Our theory of change

Our hypothesis is twofold. One, that people will act to protect what they value. Two, that to bring about significant change we need an ecosystem of organisations with different skills and interests working together. Our hypothesis is underpinned by a model for systemic change.

We are focusing our attention on four key areas of intervention. 

1. Connecting across boundaries 

 We believe that through working collaboratively, people can achieve more than the sum of their parts: we learn from each other, bring together different skills, experience and priorities, and work creatively to find new solutions. The impact is multiplied and more likely to be game-changing.

Our flagship initiative for this programme is the Marine CoLABoration, a coalition of nine NGOs which experiment together. 

2. Communicating the value

Through Valuing the Ocean we have been supporting organisations to test new ways of communicating why the ocean matters to help build communications capacity and create a new ‘sea story’ in the UK. Our focus has been both on the framing of messages and the means of engaging people, for example, through support for the Marine Conservation Society’s Community Voice Method approach and the Marine CoLAB’s #OneLess campaign. 

3. Connecting with communities

Valuing the Ocean has supported new approaches to engaging with people on marine protection issues in local communities, particularly in local coastal communities. This is not so much about championing conservation measures. It’s more about exploring what matters to people and how this can feed into more equitable and inclusive decision-making. It’s about building consensus and a shared appreciation of the value of the marine environment for local prosperity and wellbeing. It’s about connecting people to practical activity that can influence wider policy and practice. Examples include the New Economics Foundations’ Blue New Deal initiative and Surfers Against Sewage’s Plastic Free Parliament campaign. 

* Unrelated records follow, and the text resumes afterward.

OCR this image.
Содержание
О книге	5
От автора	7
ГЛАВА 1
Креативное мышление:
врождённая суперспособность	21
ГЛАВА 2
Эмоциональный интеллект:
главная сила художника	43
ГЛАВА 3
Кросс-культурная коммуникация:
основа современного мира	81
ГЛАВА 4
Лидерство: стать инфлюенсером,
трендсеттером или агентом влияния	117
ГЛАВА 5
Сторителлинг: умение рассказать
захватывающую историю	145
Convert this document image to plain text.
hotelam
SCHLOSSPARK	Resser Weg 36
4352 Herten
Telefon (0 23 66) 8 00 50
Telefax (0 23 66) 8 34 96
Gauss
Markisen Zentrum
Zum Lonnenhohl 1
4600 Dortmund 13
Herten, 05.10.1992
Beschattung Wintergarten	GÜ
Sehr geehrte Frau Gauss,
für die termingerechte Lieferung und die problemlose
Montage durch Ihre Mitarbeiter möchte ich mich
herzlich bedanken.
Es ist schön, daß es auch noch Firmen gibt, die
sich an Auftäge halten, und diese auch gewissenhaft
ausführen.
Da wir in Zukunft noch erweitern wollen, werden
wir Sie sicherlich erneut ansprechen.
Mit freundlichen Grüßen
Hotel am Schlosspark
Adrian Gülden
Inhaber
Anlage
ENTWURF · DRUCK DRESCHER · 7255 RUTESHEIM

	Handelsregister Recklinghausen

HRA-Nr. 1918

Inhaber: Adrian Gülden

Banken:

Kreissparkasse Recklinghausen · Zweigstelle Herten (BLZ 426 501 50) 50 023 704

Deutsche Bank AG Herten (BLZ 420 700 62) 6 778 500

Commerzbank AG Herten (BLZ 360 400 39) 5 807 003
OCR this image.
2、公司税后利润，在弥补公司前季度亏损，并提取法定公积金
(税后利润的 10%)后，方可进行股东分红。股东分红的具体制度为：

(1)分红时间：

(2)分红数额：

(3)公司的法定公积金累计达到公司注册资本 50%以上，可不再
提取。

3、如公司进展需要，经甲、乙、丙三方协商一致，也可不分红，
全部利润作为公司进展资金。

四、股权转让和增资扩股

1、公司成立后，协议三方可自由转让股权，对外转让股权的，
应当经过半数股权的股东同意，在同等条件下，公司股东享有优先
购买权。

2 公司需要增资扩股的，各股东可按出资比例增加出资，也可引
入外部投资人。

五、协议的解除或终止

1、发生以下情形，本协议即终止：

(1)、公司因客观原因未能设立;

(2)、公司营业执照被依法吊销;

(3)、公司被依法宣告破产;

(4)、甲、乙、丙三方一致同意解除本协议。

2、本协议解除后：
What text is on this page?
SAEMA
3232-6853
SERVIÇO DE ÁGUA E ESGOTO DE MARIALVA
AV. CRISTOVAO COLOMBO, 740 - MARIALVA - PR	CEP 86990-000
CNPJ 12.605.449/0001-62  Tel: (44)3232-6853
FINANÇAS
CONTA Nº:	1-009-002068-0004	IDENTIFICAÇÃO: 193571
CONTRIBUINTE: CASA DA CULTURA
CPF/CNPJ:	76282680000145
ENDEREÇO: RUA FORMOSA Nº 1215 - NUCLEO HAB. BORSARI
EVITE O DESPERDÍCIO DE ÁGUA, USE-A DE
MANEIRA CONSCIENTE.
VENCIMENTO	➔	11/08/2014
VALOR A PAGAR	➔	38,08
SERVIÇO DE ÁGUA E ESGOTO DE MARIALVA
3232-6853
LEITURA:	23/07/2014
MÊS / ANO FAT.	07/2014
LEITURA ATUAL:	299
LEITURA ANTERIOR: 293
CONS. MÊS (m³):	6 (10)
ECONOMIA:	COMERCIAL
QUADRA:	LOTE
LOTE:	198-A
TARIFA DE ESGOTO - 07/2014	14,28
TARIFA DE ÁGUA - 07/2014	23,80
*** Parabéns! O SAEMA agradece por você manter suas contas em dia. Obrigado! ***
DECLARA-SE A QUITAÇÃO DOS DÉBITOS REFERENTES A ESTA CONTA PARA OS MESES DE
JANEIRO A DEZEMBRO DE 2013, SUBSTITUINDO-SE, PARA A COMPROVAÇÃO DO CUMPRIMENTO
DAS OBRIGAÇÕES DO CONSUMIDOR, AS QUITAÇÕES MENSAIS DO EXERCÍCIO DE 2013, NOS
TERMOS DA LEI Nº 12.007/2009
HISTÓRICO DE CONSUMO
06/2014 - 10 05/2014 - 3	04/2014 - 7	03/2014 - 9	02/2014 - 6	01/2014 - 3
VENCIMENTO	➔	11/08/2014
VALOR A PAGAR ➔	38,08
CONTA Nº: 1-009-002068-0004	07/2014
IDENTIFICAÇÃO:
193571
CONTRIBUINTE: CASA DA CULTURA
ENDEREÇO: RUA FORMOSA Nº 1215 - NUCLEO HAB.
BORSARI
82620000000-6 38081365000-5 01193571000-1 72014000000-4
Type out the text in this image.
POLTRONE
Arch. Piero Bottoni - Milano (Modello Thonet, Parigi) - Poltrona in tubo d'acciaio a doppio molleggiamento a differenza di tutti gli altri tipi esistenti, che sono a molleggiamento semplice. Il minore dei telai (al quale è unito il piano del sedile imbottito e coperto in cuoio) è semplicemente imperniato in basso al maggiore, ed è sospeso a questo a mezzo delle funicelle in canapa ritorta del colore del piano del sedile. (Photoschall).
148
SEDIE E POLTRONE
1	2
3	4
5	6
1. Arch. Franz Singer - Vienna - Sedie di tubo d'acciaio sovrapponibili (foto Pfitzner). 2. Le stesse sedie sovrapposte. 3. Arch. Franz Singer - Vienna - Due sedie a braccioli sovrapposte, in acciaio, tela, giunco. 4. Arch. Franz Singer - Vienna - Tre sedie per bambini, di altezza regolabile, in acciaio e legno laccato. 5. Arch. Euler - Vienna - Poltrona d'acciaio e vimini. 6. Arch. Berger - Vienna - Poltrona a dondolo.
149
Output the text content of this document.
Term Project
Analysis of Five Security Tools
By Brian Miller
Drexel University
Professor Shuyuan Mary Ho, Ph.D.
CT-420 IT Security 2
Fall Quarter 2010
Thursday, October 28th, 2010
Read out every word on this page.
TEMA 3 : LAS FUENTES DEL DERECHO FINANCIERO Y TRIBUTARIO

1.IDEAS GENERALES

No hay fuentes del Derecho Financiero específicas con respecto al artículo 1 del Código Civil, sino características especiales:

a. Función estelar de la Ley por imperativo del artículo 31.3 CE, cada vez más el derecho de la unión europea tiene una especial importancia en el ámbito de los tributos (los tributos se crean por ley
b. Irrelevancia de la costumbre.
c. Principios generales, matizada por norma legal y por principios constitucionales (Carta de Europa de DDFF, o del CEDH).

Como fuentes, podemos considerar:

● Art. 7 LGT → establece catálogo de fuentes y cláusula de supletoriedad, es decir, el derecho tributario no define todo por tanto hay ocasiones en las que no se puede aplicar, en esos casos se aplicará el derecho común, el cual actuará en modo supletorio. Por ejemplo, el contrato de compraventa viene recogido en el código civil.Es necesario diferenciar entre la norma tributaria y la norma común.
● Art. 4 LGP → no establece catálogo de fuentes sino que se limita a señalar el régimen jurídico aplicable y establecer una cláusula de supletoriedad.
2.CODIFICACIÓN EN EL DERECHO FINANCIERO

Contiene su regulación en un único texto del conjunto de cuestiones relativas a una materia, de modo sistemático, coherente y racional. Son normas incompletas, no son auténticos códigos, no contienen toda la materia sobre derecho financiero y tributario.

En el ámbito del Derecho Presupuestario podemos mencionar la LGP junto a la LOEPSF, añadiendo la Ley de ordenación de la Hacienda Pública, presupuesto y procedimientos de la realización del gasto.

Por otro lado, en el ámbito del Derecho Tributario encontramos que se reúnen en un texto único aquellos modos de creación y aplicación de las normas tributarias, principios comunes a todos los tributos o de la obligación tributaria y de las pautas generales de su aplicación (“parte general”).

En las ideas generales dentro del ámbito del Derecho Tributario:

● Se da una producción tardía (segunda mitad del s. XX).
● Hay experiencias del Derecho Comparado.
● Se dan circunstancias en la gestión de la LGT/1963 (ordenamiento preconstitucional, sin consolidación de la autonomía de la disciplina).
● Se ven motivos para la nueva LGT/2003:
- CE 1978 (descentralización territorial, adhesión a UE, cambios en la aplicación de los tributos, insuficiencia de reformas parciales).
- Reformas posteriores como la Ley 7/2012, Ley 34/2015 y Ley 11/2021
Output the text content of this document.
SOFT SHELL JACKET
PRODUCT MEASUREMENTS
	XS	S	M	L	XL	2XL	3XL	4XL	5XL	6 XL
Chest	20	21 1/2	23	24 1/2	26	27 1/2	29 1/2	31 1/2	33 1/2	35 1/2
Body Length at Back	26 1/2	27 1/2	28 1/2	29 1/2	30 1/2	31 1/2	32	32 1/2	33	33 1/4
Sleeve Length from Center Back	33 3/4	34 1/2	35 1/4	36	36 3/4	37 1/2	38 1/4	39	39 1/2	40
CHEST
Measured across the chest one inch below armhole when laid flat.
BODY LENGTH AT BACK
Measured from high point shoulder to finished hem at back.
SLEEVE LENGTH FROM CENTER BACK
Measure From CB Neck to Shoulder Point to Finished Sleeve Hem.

4. Collaborating beyond the UK

Sustainable management and protection of the ocean depends by its very nature on effective collaboration beyond UK Waters. From its inception, Valuing the Ocean has always had some international scope, working alongside the Gulbenkian Oceans Initiative. 

From 2019, Valuing the Ocean will develop plans to focus more explicitly on an international dimension for its work. We are currently supporting Funding Fish and the Natural Capital Coalition.